I do agree with this here to an extent. If her husband doesn't know then this needs to stop. This is not a poly relationship they have. This is a dishonest cheating one. It takes everyone knowing, agreeing, and working together to make a poly relationship. Not just some people but all. And they might not like it but you and them are all contributing to the pain that will eventually happen and the longer this happens and the longer they wait the worse it will be and the higher the level of pain.
As for the cheating itself, I promise I am not talking out my ass here. I was the one being cheated on until my husband finally came clean. It is forgiveable, if that person chooses to do so. But they are entirely in their right not to forgive and to end things and the cheaters will just have to deal with the consequences of their actions. They brought this on themselves. I chose to work with my husband and forgive. His current girlfriend is not the first one he cheated on me with . There have been about three or four others. Many on here have heard my story by now.

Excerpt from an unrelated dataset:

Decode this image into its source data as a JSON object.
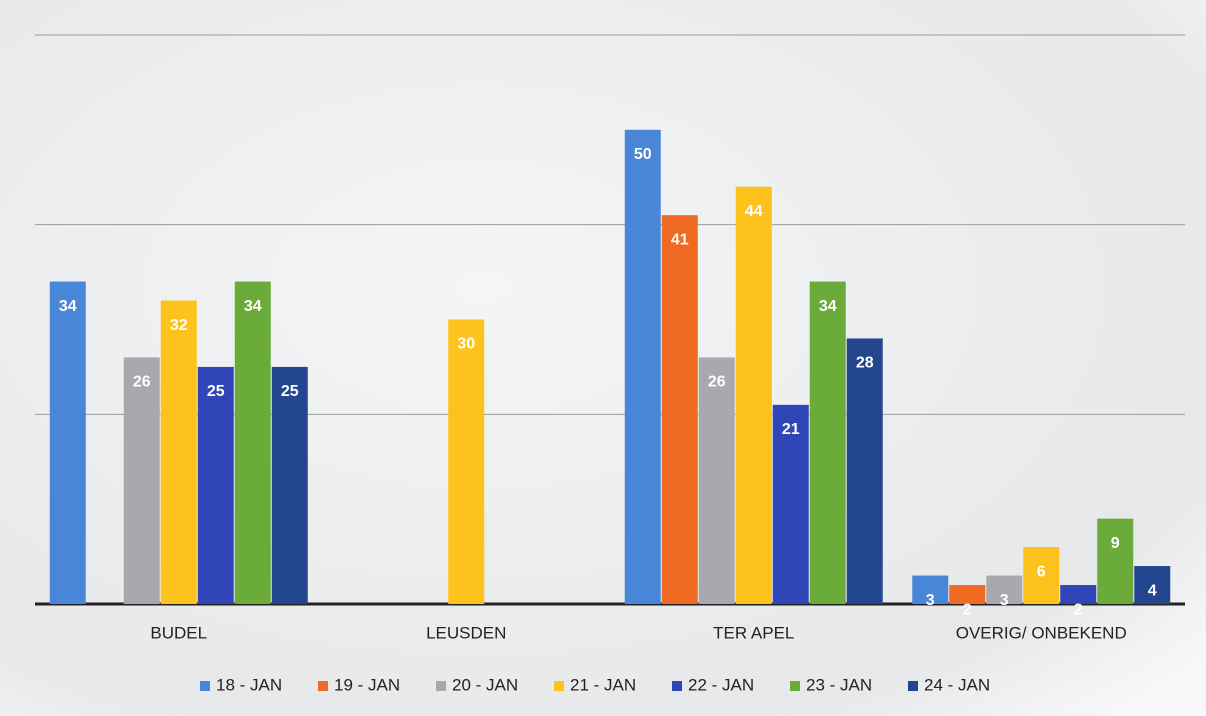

But as for being the one cheated on it has taken alot of work. Alot of pain that is still there that I am still working on. I don't know if it will ever really go away. But I don't hold it over his head in fights. That doesn't get anyone anywhere. But they do need to come clean. The husband does deserve some sort of respect and common courtesy. Please don't support their actions for his sake. The pain can be unbearable and almost suicidal at times and the longer the three of you continue this, no matter the part, the worse it will be.

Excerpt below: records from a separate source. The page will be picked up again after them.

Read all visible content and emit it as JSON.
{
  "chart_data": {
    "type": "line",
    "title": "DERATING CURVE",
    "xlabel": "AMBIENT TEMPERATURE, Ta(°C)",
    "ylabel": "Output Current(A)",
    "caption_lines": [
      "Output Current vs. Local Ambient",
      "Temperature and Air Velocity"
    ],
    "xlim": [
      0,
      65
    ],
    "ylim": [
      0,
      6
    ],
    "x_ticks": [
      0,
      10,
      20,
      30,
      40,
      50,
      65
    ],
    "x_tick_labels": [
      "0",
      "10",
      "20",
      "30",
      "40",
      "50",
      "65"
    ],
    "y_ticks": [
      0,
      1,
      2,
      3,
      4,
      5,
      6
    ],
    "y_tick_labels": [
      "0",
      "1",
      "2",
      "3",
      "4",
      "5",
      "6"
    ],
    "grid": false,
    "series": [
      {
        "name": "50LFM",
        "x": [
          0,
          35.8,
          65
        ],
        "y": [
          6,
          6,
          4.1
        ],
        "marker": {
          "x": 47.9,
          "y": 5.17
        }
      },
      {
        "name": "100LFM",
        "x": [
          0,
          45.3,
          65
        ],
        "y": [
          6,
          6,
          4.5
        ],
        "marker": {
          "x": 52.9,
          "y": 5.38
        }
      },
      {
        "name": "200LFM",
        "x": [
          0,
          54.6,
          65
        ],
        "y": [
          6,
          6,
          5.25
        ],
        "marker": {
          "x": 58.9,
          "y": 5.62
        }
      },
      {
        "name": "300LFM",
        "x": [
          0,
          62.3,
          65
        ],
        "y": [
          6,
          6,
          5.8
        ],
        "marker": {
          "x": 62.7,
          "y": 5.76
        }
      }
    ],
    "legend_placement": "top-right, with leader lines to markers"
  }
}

As for your original question. Let's say that the GF's husband accepts this and allows it. My husband had a texting issue. It drove me nuts. But I sat down, we talked to each other and her and we put down some ground rules so that he understands I need my time as well and we both agreed on them. I didn't just say this is the way it is, like it or not. He keeps the weekend texting to a bare minimum. Very few. The weekends is my time and my daughter's time unless he is over at her place. Her husband does know about them.

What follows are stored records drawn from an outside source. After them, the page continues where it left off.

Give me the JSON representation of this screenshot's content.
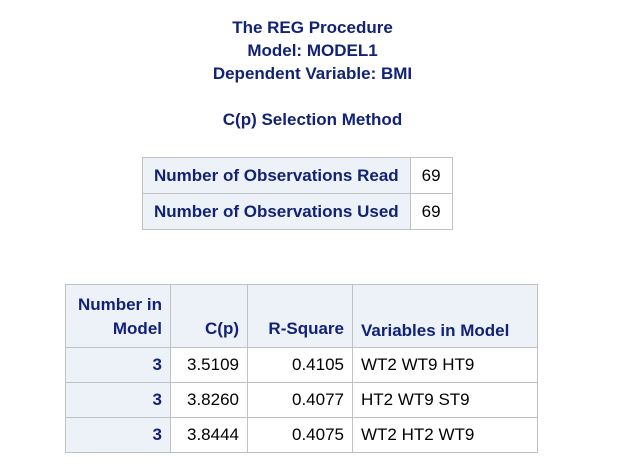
{
  "titles": {
    "line1": "The REG Procedure",
    "line2": "Model: MODEL1",
    "line3": "Dependent Variable: BMI",
    "subtitle": "C(p) Selection Method"
  },
  "observations": {
    "rows": [
      {
        "label": "Number of Observations Read",
        "value": "69"
      },
      {
        "label": "Number of Observations Used",
        "value": "69"
      }
    ]
  },
  "selection": {
    "headers": {
      "number_line1": "Number in",
      "number_line2": "Model",
      "cp": "C(p)",
      "rsquare": "R-Square",
      "variables": "Variables in Model"
    },
    "rows": [
      {
        "number": "3",
        "cp": "3.5109",
        "rsquare": "0.4105",
        "variables": "WT2 WT9 HT9"
      },
      {
        "number": "3",
        "cp": "3.8260",
        "rsquare": "0.4077",
        "variables": "HT2 WT9 ST9"
      },
      {
        "number": "3",
        "cp": "3.8444",
        "rsquare": "0.4075",
        "variables": "WT2 HT2 WT9"
      }
    ]
  }
}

After 10pm those texts stop every night. That is my time again. That is our time to cuddle and have sex and talk and fall asleep in each others arms. This is a suggestion I got off another page and it has really worked for us. They work together as well. They text all day at work. No one at work knows they are together because their coworkers know they are both married to other people. So they have to be careful there and do everything by text.
But when they come home at the end of the day, even if there is still some texting, he doesn't answer her during meal times or during our conversations. He puts down the phone and gives me attention. If I am busy with stuff or our daughter he is free to talk to her while he works on his stuff. He is not taking time away from me and he knows that.
You are already trying to learn a new way for your marriage. He needs to help you find some comfort level. You will hear this all over the place here but it is the most true piece of advice: COMMUNICATION IS KEY!!! You can't survive without this, and that includes bringing the hardest and most painful topics to surface. You won't survive without talking over everything. If you can't even talk about a texting problem, imagine the harder conversations that will fail and eventually hurt you in the end.